对于图片上的imperceptible对抗扰动的存在有着如下两种令人信服的解释：

第一种[16]认为这些对抗扰动是人造的高维空间，因此，每个像素上微小扰动的加和最终会对判别器的结果产生非常大的影响，在线性判别器中已经发现了类似的性质
第二种尝试理解为什么稀疏攻击（甚至单像素攻击）能够存在并且将对抗扰动的有效性归因于梯度爆炸。梯度爆炸是因为神经网络构造时遵循a product of (convolutional) matrix operations interlaced with nonlinearities的结构。并且在非线性结构近似表现为线性的directions/locations，雅可比矩阵的特征值会随深度呈指数增长。尽管这种现象在神经网络的训练中受到的广泛的研究并且已经提出了比如normalization [19] and gradient clipping [30]的补救措施，但是在生成对抗扰动时这种现象依然存在。也是因为上述原因，一个仔细选择的微小扰动可以对深度网络最终的判别结果产生极大的影响。

为了探索如何让这些解释相互fit，以及哪种解释能解释对抗扰动的familiar behavior，本文提供了一种简单且novel的正则化方式，这种方式通过正则化图片和对抗扰动后图片的perceptual distance来bounds判别器response的指数增长。

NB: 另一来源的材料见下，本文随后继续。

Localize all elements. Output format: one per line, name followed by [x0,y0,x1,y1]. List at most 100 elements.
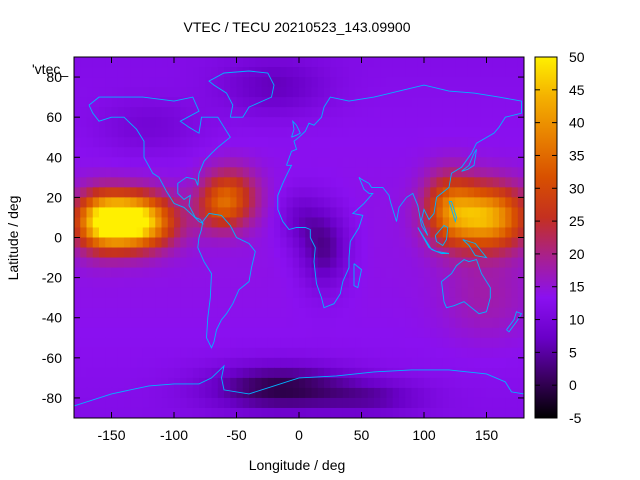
heatmap-cell [511,247,519,259]
heatmap-cell [349,77,356,88]
heatmap-cell [330,217,338,229]
heatmap-cell [330,377,338,389]
heatmap-cell [230,87,238,98]
heatmap-cell [136,117,144,128]
heatmap-cell [330,307,338,319]
heatmap-cell [411,347,419,359]
heatmap-cell [424,397,431,409]
heatmap-cell [505,237,513,249]
heatmap-cell [105,397,113,409]
heatmap-cell [74,217,81,229]
heatmap-cell [186,167,194,178]
heatmap-cell [267,307,275,319]
heatmap-cell [467,147,475,158]
heatmap-cell [292,307,300,319]
heatmap-cell [517,97,524,108]
heatmap-cell [317,127,325,138]
heatmap-cell [99,217,106,229]
heatmap-cell [286,197,294,209]
heatmap-cell [417,327,425,339]
heatmap-cell [474,177,481,188]
heatmap-cell [430,197,438,209]
heatmap-cell [174,197,181,209]
heatmap-cell [136,337,144,349]
heatmap-cell [511,207,519,219]
heatmap-cell [217,387,225,399]
heatmap-cell [161,157,169,168]
heatmap-cell [274,177,281,188]
heatmap-cell [317,337,325,349]
heatmap-cell [349,257,356,269]
heatmap-cell [380,387,388,399]
heatmap-cell [474,337,481,349]
heatmap-cell [74,147,81,158]
heatmap-cell [499,197,506,209]
heatmap-cell [136,267,144,279]
y-tick-label: -60 [42,350,62,366]
heatmap-cell [355,157,363,168]
heatmap-cell [280,307,288,319]
heatmap-cell [436,217,444,229]
heatmap-cell [86,327,94,339]
heatmap-cell [74,127,81,138]
heatmap-cell [111,297,119,309]
heatmap-cell [124,217,131,229]
heatmap-cell [324,267,331,279]
heatmap-cell [130,287,138,299]
heatmap-cell [361,97,369,108]
heatmap-cell [267,67,275,78]
heatmap-cell [424,377,431,389]
heatmap-cell [361,77,369,88]
heatmap-cell [361,187,369,198]
heatmap-cell [336,297,344,309]
heatmap-cell [461,57,469,68]
heatmap-cell [417,197,425,209]
heatmap-cell [199,167,206,178]
heatmap-cell [517,197,524,209]
heatmap-cell [380,77,388,88]
heatmap-cell [442,367,450,379]
heatmap-cell [311,397,319,409]
heatmap-cell [255,57,263,68]
heatmap-cell [505,187,513,198]
heatmap-cell [142,67,150,78]
heatmap-cell [186,227,194,239]
heatmap-cell [417,257,425,269]
heatmap-cell [386,77,394,88]
heatmap-cell [236,187,244,198]
heatmap-cell [349,97,356,108]
heatmap-cell [461,407,469,418]
heatmap-cell [411,297,419,309]
heatmap-cell [367,227,375,239]
heatmap-cell [149,257,156,269]
heatmap-cell [299,407,306,418]
heatmap-cell [286,367,294,379]
heatmap-cell [286,67,294,78]
heatmap-cell [330,247,338,259]
heatmap-cell [405,107,413,118]
heatmap-cell [330,177,338,188]
heatmap-cell [449,77,456,88]
heatmap-cell [311,77,319,88]
heatmap-cell [417,317,425,329]
heatmap-cell [424,167,431,178]
heatmap-cell [424,187,431,198]
heatmap-cell [86,107,94,118]
heatmap-cell [149,107,156,118]
heatmap-cell [299,287,306,299]
heatmap-cell [461,97,469,108]
heatmap-cell [124,167,131,178]
heatmap-cell [211,327,219,339]
heatmap-cell [180,97,188,108]
heatmap-cell [342,137,350,148]
heatmap-cell [417,367,425,379]
heatmap-cell [255,87,263,98]
heatmap-cell [486,257,494,269]
heatmap-cell [392,387,400,399]
heatmap-cell [461,227,469,239]
heatmap-cell [236,377,244,389]
heatmap-cell [105,187,113,198]
heatmap-cell [486,77,494,88]
heatmap-cell [499,87,506,98]
heatmap-cell [236,137,244,148]
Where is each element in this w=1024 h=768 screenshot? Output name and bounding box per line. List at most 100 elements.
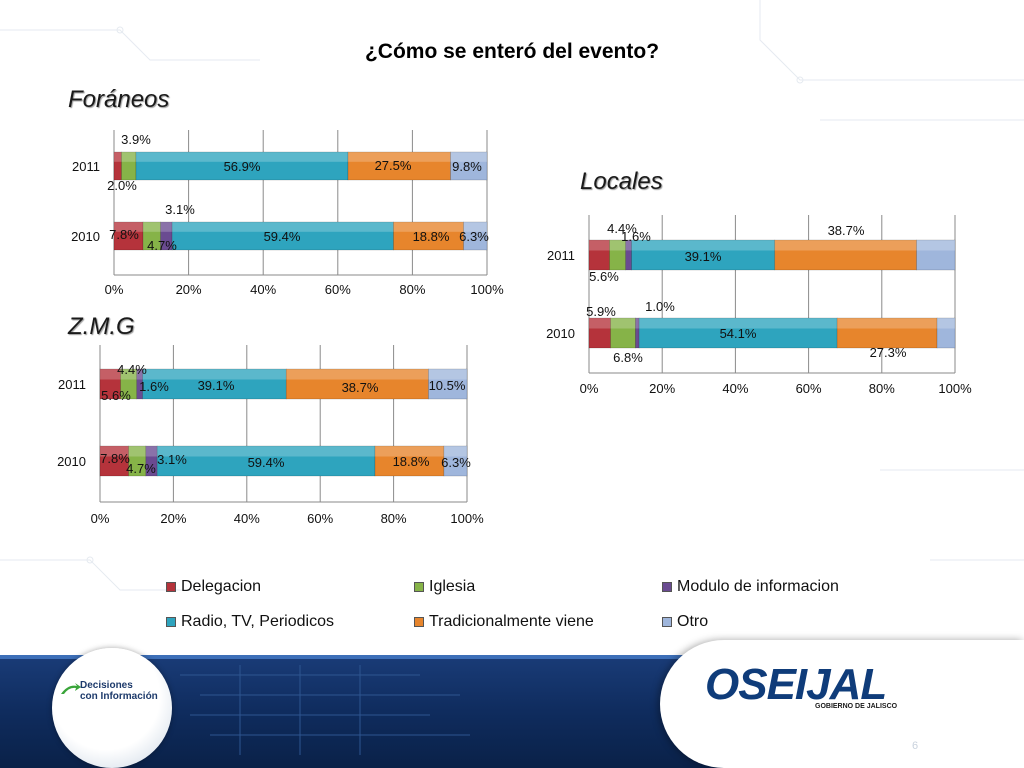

（这里介绍的manifold也是知识系统的一个补充，相比于整个像素空间，图片其实是整个空间的一个manifold（也可以被看做是子空间？有空的时候manifold的内容可以仔细看看，这里给几个介绍manifold的链接）

论文：Generative Visual Manipulation on the Natural Image Manifold
论文：Image Manifolds
维基百科关于manifold的描述
quaro回答
中文描述
一种常见的对于对抗扰动的批评是生成的图片位于自然图片的manifold外，并且如果我们能够从manifold中采样，我们的对抗扰动would be both larger并且相对真实世界更具代表性。将对抗扰动限定再manifold内应该会limit the impact of exploding gradients，即如果samples are drawn from this space，那么一个well-trained判别器应该implicitly reflect the smoothness of the true labels of the underlying data distribution.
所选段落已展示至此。